Israel has six identifiable sub-cultures: Ultra-orthodox or Haredi Jews in their 19th-century black coats; the national religious with strong support among the settlers of the West Bank; oriental traditional Jews from the Middle East; Jewish secular and elitist culture with its centre in the cities of Tel Aviv and Haifa; the Russian sub-culture following the arrival of 800,000 Jews from the former Soviet Union; and the Israeli-Arabs.
"There is virtually no intermarriage between the members of most of these subcultures,' wrote Baruch Kimmerling, professor of the sociology of politics at the Hebrew University in Jerusalem. "Some even lack common sets of daily manners that would enable the sharing of a meal with one another."
Groups have territorial bases; north Jerusalem is increasingly ultra-orthodox; 40 per cent of secular Jews say they want to leave the city, the most common reason being fear of the Haredi. Different groups have their own educational institutions; the national religious educate 250,000 students from kindergarten to university, the aim being to create an environment between ultra-orthodoxy and secularism.
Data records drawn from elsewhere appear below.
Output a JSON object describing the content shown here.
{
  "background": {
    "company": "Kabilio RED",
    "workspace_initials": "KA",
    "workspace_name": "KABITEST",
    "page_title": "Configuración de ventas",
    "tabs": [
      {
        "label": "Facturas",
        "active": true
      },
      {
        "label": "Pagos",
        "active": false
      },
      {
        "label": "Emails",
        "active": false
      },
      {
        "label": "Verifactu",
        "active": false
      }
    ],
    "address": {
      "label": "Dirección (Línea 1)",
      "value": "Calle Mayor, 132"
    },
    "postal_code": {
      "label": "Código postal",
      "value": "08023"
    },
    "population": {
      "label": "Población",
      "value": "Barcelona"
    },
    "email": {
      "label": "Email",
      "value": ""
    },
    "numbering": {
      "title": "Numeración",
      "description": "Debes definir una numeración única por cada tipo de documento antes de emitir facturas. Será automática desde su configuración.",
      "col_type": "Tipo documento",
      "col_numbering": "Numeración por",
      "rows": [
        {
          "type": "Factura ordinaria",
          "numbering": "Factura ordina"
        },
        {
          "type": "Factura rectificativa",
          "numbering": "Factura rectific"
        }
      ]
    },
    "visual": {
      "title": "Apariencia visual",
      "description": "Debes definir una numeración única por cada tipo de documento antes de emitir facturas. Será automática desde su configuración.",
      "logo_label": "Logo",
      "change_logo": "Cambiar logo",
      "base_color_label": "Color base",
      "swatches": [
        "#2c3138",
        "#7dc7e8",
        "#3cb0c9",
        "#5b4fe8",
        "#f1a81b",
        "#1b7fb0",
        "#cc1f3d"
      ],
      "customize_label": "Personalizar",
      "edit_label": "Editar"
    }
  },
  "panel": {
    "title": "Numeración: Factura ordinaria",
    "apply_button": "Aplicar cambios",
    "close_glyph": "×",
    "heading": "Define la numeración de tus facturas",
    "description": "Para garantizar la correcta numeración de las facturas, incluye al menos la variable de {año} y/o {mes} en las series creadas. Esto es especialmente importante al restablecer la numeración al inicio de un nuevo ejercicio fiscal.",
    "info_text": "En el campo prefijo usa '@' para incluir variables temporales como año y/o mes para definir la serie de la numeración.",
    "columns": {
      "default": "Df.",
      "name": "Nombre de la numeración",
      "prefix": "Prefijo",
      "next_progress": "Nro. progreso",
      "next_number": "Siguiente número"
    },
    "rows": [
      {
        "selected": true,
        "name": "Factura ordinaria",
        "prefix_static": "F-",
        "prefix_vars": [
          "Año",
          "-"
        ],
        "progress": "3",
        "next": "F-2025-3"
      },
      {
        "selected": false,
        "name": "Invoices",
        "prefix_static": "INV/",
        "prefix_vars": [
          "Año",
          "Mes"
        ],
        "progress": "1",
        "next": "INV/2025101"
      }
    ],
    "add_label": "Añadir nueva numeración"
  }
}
For the first time in the last Israeli election in 1996, the prime minister and knesset were elected separately. The result was that the voter could express his broader political views on how the state should be run in voting for the prime minister. But in the knesset, the voter could vote for smaller parties, more expressive of his or her ethnic and religious identity. Thus Shas, highly organised with an ultra-orthodox leadership, appealed to oriental Jews and increased its seats from six to ten.
Since it lost the election in 1977, the Labour party has been poor at putting together the powerful coalitions which has allowed Likud to form the government on every occasion except 1992. Labour was too used to holding power to share it. Its old religious allies were increasingly right wing and nationalist. In 1992 it only won the election through its appeal to the Russians but four years later it had almost no Russian candidates. Two of its bases of support, the kibbutzniks and the Israeli-Arabs, are deeply unpopular with the rest of Israel.
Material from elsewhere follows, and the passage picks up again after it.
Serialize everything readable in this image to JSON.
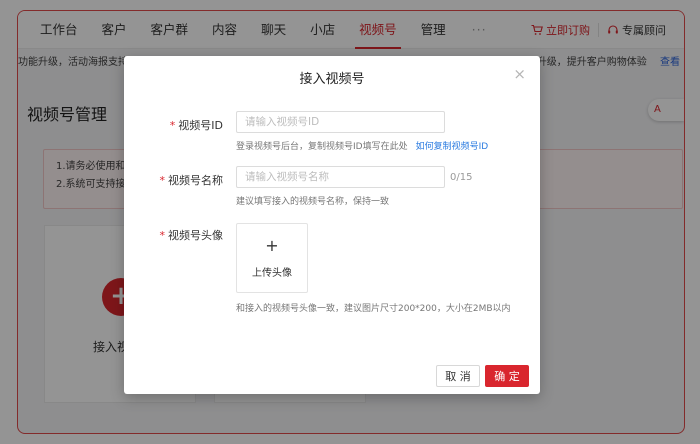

The mechanics of this diverse society are complex. For instance, the Russians have their own newspapers, watch Russian television and often consider the level of Israeli culture as below that of Russia.
There are other sub-groups whose grievances may trigger violence. One of the most savage riots in Jerusalem in recent years came in 1996 when 10,000 Ethiopian Jews almost stormed the prime minister's office. They were enraged by the discovery that blood donated by Ethiopians to the national blood bank was secretly discarded for fear that it might be infected by the HIV virus. Jews who came from Yemen are increasingly alienated by the belief that their babies were kidnapped when they arrived after the war of independence.
How far do these differences erode communal solidarity as Jews and Israelis? Nobody quite knows the answer. The figure of Benjamin Netanyahu, the Prime Minister, is deeply divisive and he continues to be loathed by the secular left. When widespread fighting with Palestinians followed his opening of a tunnel under Jerusalem's Muslim quarter in 1996, many Israeli army reservists did not report for duty.
But there are countervailing forces. Suicide bombs may remind Israelis that there is no peace with the Palestinians, but they also ensure Israel's political and religious unity.